Castle Strike
kto ma cd keya do Castle Strike'a ??
no no gra jest calkiem fajna tylko jest w niej 1 minus glupia kamera :( mo mozna oddalac przyblizac kolowac ... ale jakos to dziwnie wyglada ale pozatym gierka jest fajna i jest teraz w play z painkillerem :)
zgadzam się, gra zaskakująco dobra, praca kamery faktycznie nie do końca zadowala
wyzukaj na googlach
czemu jak gram po ok. 20min. gra mi sie zatnie
Gierka jest super i full wypas! Ładna grafa, intrygująca fabuła i (niestety) trzy nacje, tj. (popularnie nazywane w Polsce): "Angole" [Anglia], "Szkopy" [Niemcy], "Żabojady" [Francja].
Mimo tych (nielicznych) wad gra jest warta polecenia ze względu na ciekawe tło historyczne (choć bohaterowie są wymyśleni), wielkie fortece i ciekawą fabułą. Gorąco polecam!!!
PS. Tą grę tworzyło Related Designs, twórcy No Man's Lands, więc gierka jest na pewno dobra!
To jest super!!!!!!!!!! A naj to Anglicy:):) pzzzdro dla fanow Castle!!!!!!
Siemka!Jestem tu nowy nie mam gry castle strike ale gra zapowiada się bardzo fajnie i już ją lubię.Pozdro dla fanów!!!
kiedy będzie druga częśc
Fajna gra
Dobre tylko że mało rozwinięte (mało nacji , krótkie kampanie ) ale i tak gra jest super :)
Gra jest super.Dość długa.Mogłoby być więcej nacji ale 3 to tez spox.Ogólnie polecam.
przecięz ci pisze przy tryb gry nie zuważyles nigdy?
Oj grało się w te gre, ale już jej nie mam zgubiła się....
Jako fan Twierdzy nawet nie wiedziałem, że wyszła taka gra. Jakoś bez echa przeszła. Jest jeszcze możliwość kupić ją w sklepie?
jak ściągnąć castle strike
Jedna z pierwszych gier w której jarałem się, że można umieszczać łuczników na murach zamku :)
Taka powinna być nowa Twierdza po przejściu w trzeci wymiar.

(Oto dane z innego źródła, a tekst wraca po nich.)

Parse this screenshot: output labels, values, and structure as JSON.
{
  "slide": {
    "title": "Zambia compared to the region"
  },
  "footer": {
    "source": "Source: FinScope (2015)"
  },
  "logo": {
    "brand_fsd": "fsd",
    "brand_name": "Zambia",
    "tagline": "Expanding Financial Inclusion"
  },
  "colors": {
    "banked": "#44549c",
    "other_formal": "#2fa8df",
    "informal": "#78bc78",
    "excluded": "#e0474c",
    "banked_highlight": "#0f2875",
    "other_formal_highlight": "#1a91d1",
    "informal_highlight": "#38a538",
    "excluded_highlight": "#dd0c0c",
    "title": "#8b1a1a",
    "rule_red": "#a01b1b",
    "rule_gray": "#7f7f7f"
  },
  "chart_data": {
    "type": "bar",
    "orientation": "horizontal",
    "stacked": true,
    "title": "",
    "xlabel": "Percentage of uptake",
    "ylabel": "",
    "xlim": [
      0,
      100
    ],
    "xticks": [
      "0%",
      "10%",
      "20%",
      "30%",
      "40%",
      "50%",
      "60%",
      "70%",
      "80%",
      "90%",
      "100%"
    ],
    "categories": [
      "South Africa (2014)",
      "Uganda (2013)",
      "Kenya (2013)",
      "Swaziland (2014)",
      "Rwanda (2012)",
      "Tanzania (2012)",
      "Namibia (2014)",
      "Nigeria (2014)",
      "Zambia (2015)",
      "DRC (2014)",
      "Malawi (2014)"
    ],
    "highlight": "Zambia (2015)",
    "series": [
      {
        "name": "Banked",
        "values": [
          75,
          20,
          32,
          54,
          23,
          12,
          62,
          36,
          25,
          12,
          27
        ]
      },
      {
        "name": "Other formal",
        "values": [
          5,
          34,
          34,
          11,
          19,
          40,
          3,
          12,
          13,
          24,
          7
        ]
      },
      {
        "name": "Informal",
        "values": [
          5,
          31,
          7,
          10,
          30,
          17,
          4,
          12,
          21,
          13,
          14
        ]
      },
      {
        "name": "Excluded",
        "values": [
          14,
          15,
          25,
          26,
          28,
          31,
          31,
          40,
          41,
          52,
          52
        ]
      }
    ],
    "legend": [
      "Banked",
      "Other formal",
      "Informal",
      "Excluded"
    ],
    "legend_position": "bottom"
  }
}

Niezła kampania o historii germańskiego rycerza, długa rozgrywka i oblężenia, które w tej grze zrobiono naprawdę dobrze, jak dotąd inne gry nie zrobiły niczego równie dobrego...

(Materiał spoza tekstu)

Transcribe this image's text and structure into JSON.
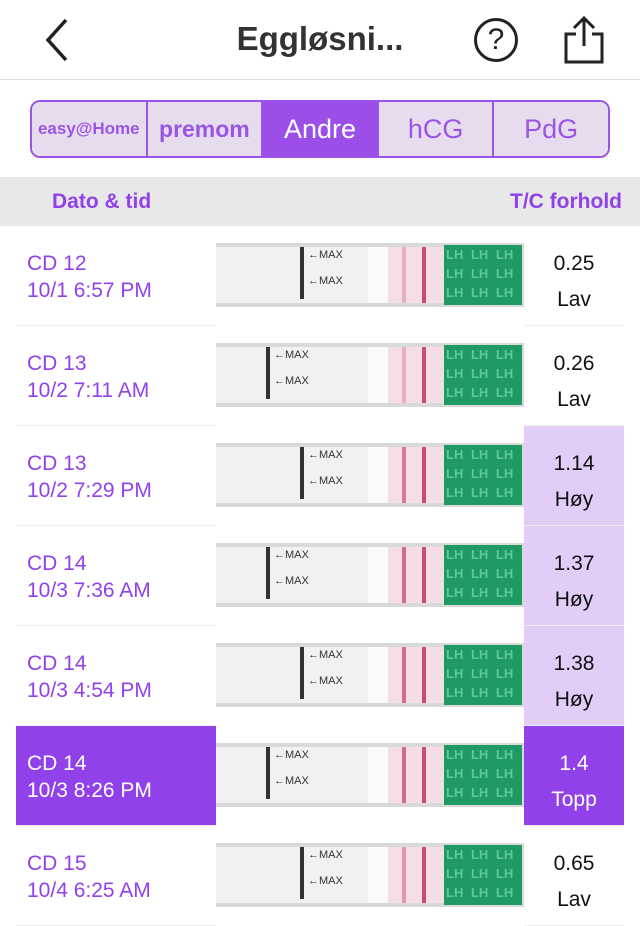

Grę ograłem poprzedniego lata. Cóż, mój hura dziecięcy optymizm sprzed lat opadł, ale nadal grało się przyjemnie. Oczywiście nie jest to tytuł w żaden sposób historyczny; realia są tutaj tylko i wyłącznie tłem dla opowieści (dość prostej, ale nie irytującej) niemieckiego rodu szlacheckiego i jego mniejszego bądź większego zaangażowania w wojnę stuletnią. Graficznie jest to raczej standard okolic 2003/2004, ale nie gryzie w oczy (modele jednostek są nadal bardzo ładne). Na pewno gra jest lepsza od poprzedniej gry twórców, tj. No Man's Land, chociażby ze względu na lepszy pathfinding, który jest zmorą RTSów. Bugów nie uświadczyłem. Mankamentem jest brak większego oddalenia kamery, ale to już znak czasów. O ile grze zdecydowanie bliżej do typowego RTSa właśnie i w porównaniu z samonasuwającą się Twierdzą (po części 2, rzecz jasna) pewne rzeczy są uproszczone, to muszę się zgodzić z przedmówcą - gra się zwyczajnie przyjemniej i lekko, aniżeli w tytuły 3D od FireFly Studios. Fanom RTSów wszelakich polecam.